Parts of the data presented in the results section are also problematic, given the time period over which the material was collected. The use of survival data is especially questionable. A good deal of the earlier patients will have passed away as a result of any number of causes, not least of which is old age. Indeed, follow-up data were available for 77 of the original 81 cases, and 19 of these had died of either known but unrelated causes or of unknown causes - this is 25% of the group with follow up data or 23% of the entire cohort. Given the size of the whole group, a gap of this size in the data may lead to a considerable skew. The relevance of this data is questionable and the paper may be stronger without it.

This is a good point and after re-consideration we decided to leave the survival analysis out of this study. Therefore paragraph 3.5 was deleted and the paragraph in the discussion. Paragraph 3.5 was replaced with NGS data.

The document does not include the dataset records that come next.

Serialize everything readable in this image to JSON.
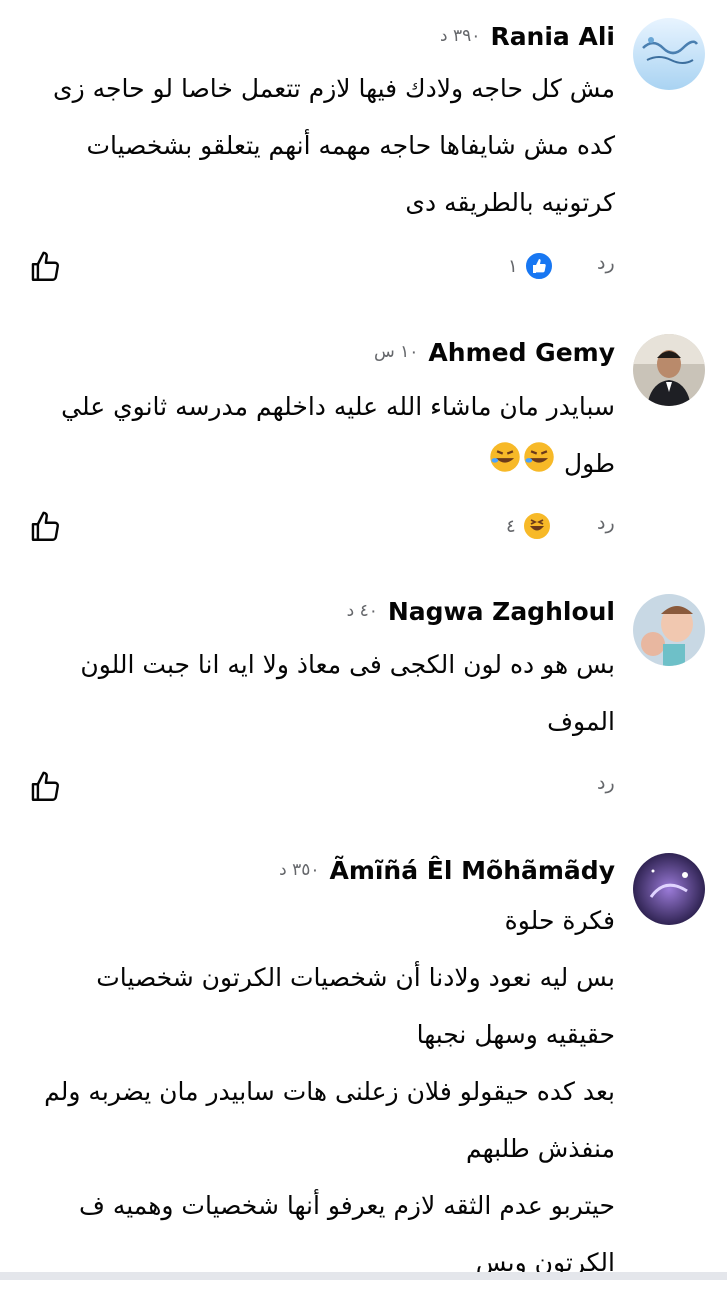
{
  "comments": [
    {
      "name": "Rania Ali",
      "time": "٣٩٠ د",
      "lines": [
        "مش كل حاجه ولادك فيها لازم تتعمل خاصا لو حاجه زى",
        "كده مش شايفاها حاجه مهمه أنهم يتعلقو بشخصيات",
        "كرتونيه بالطريقه دى"
      ],
      "reply": "رد",
      "reaction_icon": "like-reaction-icon",
      "reaction_count": "١"
    },
    {
      "name": "Ahmed Gemy",
      "time": "١٠ س",
      "lines": [
        "سبايدر مان ماشاء الله عليه داخلهم مدرسه ثانوي علي",
        "طول"
      ],
      "reply": "رد",
      "reaction_icon": "haha-reaction-icon",
      "reaction_count": "٤"
    },
    {
      "name": "Nagwa Zaghloul",
      "time": "٤٠ د",
      "lines": [
        "بس هو ده لون الكجى فى معاذ ولا ايه انا جبت اللون",
        "الموف"
      ],
      "reply": "رد"
    },
    {
      "name": "Ãmĩñá Êl Mõhãmãdy",
      "time": "٣٥٠ د",
      "lines": [
        "فكرة حلوة",
        "بس ليه نعود ولادنا أن شخصيات الكرتون شخصيات",
        "حقيقيه وسهل نجبها",
        "بعد كده حيقولو فلان زعلنى هات سابيدر مان يضربه ولم",
        "منفذش طلبهم",
        "حيتربو عدم الثقه لازم يعرفو أنها شخصيات وهميه ف",
        "الكرتون وبس"
      ]
    }
  ],
  "colors": {
    "like_blue": "#1877f2",
    "haha_yellow": "#f7b928",
    "secondary_text": "#65676b"
  }
}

The authors appear to have used the results of the immunohistochemistry to determine whether such reactions can support the original diagnoses. It is not clear whether the group attempted any kind of reassessment with pathologists blinded to the existing data. Having formed a hypothesis, albeit a reasonable one, the authors should make certain to show that they have taken suitable steps to rule-out confirmation bias.

Thank you for pointing that out. This study was a proof-of-principle-study based on a population of cases in which the diagnosis could be made on morphology alone. We agree, follow-up validation studies are needed to confirm that these stains will be helpful in challenging cases. These validation studies will require a large number of cases as the gold standard for the correct diagnosis will ultimately be outcome. In general, specifically MNTLS, type A thymomas but also many of the type B3 thymomas have a favorable outcome, therefore, a large number of challenging cases will be required for such validation studies which we had tried to convey in the last sentence of the conclusions “Larger, ideally multi-institutional studies are needed to validate our results.”

MDPI publications, like most others, have rules concerning reference material. MDPI Cancers does not allow authors to self-cite in more than 10% of the reference material. (https://www.mdpi.com/journal/cancers/instructions#references) Two members of this group of authors are cited in more than 10% of the references. This being the case, the authors must review their reference material and either add to, or change the content. If the authors do not feel they can do this, the journal will require a written justification.

Thank you for bringing that our attention. We propose 3 references to be removed if felt necessary; unfortunately we can’t supply any references to replace those because of the paucity of studies in this field (please see revised manuscript).

In addition, we identified an oversight in the data of table 1.  As stated, there was 1 patient with stage IVB B3 thymoma. This patient had a metastasis to the heart at time of surgery, therefore, one of the patients with B3 thymoma had M1b disease. This has been updated in table 1.

 

Round 2

Reviewer 2 Report

The authors have made several changes to the paper which I believe satisfy most points.

A small review of the changes should be carried out as the present form appears to have a few minor errors. In particular lines 157-160 would benefit from review.

Aside from a brief review of typos and spelling, I feel this paper now suitable for further processing.